The new layout also speeds up navigation between files through wiser prefetching of the content, and the default view when opening a file is now the Editor.

These changes lay the foundation for further improvements to come such as consistent ways to slice and dice the data on different versions through each view.

The New Layout
The new layout with the top navigation bar

Before
After

Evals Comparison Mode progress bar

November 13th, 2024

We’ve added a progress bar to the comparison view to help you and your Subject Matter Experts (SME) track the progress of your human evaluations more easily.

Progress bar in Comparison Mode

You can also now mark individual cells as complete without providing a judgment value for the Evaluator. This is particularly useful when the Evaluator is not applicable for the output under review.

Evals Comparison Mode filters

November 8th, 2024

We’ve added filters to the comparison view to help you and your domain experts provide judgments more efficiently and quickly.

Filters in Comparison Mode

While on the Review tab, click the Filters button to open the filters panel. You can filter the datapoints by full or partial text matches of the input variable values. In future updates, we will add support for filtering by evaluator judgments. This will provide you with more flexibility in how you view and interact with your evaluations.

Enhanced Eval Runs

November 5th, 2024

We’ve extended our concept of an Eval Run to make it more versatile and easier to organise. Before now, every Run in an Evaluation had to use the exact same version of your Dataset.
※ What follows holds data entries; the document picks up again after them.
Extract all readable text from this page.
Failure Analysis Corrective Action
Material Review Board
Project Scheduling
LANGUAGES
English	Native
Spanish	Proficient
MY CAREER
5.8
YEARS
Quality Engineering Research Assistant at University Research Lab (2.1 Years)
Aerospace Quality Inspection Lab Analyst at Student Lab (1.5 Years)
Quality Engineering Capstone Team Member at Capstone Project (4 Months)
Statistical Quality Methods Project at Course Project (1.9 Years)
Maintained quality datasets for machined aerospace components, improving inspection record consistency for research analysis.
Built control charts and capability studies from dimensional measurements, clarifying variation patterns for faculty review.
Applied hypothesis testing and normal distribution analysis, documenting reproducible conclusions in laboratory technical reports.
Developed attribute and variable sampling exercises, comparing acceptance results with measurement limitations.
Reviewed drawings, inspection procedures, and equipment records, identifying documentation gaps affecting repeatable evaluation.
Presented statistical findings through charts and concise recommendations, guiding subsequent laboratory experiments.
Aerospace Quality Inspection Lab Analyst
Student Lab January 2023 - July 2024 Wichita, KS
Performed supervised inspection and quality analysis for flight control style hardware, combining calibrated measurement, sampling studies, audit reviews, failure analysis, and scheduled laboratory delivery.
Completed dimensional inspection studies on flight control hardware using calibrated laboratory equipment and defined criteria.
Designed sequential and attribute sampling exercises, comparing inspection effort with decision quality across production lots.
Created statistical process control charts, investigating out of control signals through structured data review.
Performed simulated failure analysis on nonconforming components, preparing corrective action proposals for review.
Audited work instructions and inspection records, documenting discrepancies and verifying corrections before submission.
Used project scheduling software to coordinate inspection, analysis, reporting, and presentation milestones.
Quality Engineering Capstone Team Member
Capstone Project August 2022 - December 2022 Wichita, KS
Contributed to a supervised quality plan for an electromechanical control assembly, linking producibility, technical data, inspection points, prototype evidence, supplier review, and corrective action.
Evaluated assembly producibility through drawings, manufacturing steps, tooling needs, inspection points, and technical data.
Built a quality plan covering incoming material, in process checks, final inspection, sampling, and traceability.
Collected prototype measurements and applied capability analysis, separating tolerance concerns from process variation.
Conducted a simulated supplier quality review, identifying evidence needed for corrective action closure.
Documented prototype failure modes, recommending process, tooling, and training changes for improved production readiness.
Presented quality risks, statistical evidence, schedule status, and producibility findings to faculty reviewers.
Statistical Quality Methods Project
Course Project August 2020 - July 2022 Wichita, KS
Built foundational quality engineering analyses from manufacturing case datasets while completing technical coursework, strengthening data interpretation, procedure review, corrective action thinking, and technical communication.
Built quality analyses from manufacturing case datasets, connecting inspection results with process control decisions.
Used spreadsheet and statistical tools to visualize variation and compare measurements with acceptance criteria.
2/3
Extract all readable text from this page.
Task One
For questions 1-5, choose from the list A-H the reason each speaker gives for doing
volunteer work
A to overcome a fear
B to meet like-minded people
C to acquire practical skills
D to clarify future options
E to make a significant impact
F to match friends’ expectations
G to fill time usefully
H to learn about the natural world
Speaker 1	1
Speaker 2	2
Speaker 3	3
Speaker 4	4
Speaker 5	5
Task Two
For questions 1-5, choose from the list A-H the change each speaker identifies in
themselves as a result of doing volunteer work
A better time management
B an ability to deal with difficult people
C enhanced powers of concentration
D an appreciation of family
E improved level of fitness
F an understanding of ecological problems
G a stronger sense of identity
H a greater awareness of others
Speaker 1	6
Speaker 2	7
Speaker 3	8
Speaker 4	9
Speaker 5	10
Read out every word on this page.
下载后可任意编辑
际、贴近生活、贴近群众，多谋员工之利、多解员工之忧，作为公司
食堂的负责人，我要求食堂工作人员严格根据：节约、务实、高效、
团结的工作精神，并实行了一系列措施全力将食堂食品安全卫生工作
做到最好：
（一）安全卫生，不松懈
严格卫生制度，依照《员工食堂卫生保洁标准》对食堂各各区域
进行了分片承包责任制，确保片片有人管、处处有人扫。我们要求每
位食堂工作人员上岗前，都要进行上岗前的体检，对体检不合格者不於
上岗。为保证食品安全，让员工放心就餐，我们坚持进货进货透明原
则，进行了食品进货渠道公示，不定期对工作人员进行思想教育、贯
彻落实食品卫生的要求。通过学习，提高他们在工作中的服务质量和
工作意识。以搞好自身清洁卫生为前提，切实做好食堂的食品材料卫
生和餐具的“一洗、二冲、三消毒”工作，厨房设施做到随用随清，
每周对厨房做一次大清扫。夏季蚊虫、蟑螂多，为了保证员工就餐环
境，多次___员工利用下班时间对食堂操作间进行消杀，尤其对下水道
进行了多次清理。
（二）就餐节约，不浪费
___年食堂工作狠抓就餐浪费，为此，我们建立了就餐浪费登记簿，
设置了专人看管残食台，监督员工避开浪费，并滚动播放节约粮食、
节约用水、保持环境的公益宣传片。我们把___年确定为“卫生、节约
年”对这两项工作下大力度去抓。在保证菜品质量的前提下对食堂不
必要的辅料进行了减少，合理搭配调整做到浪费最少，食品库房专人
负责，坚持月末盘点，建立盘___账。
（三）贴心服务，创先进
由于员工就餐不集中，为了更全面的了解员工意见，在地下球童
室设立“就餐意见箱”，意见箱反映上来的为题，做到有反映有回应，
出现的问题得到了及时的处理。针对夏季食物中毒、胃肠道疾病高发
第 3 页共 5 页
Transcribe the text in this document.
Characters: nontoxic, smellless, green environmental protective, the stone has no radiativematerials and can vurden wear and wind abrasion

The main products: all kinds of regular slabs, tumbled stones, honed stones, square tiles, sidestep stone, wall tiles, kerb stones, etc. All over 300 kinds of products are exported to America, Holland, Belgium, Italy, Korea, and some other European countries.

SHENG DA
With this change:

  • We now allow you to change your Dataset between Runs if required; this is particularly useful when trying to iterate on and improve your Dataset during the process.

  • You can now create a Run using existing logs, without first requiring a Dataset at all; this is great for using evals to help spot check production logs, or to more easily leverage your existing logs for evals.

  • We’ve also added a new Runs tab within an Evaluation to provide a clearer UI around the setup, progress and organisation of different Runs.

How to create Runs

In the newly-introduced Runs tab, click on the + Run button to start creating a new Run. This will insert a new row in the table where you can select a Version and Dataset as before, before clicking Save to create the Run.

Evaluation Runs table

To start using Eval Runs in your code, install the latest version of the Humanloop SDK.

In Python, you can use the humanloop.evaluations.run(...) utility to create a Run. Alternatively, when managing API calls directly yourself, you can create a Run by calling humanloop.evaluation.create_run(...) and pass the generated run_id into your humanloop.prompts.log(run_id=run_id, ...) call. This replaces the previous evaluation_id and batch_id arguments in the log method.

In order to create a Run for existing logs, use the humanloop.evaluations.create_run(...) method without specifying a Dataset and then use humanloop.prompts.log(run_id=run_id, ...) to associate your Logs to the Run. Furthermore, if the Logs are already on Humanloop, you can add them to the Run by calling humanloop.evaluations.add_logs_to_run(id=evaluation.id, run_id=run.id, log_ids=log_ids) with the log_ids of the Logs you want to add.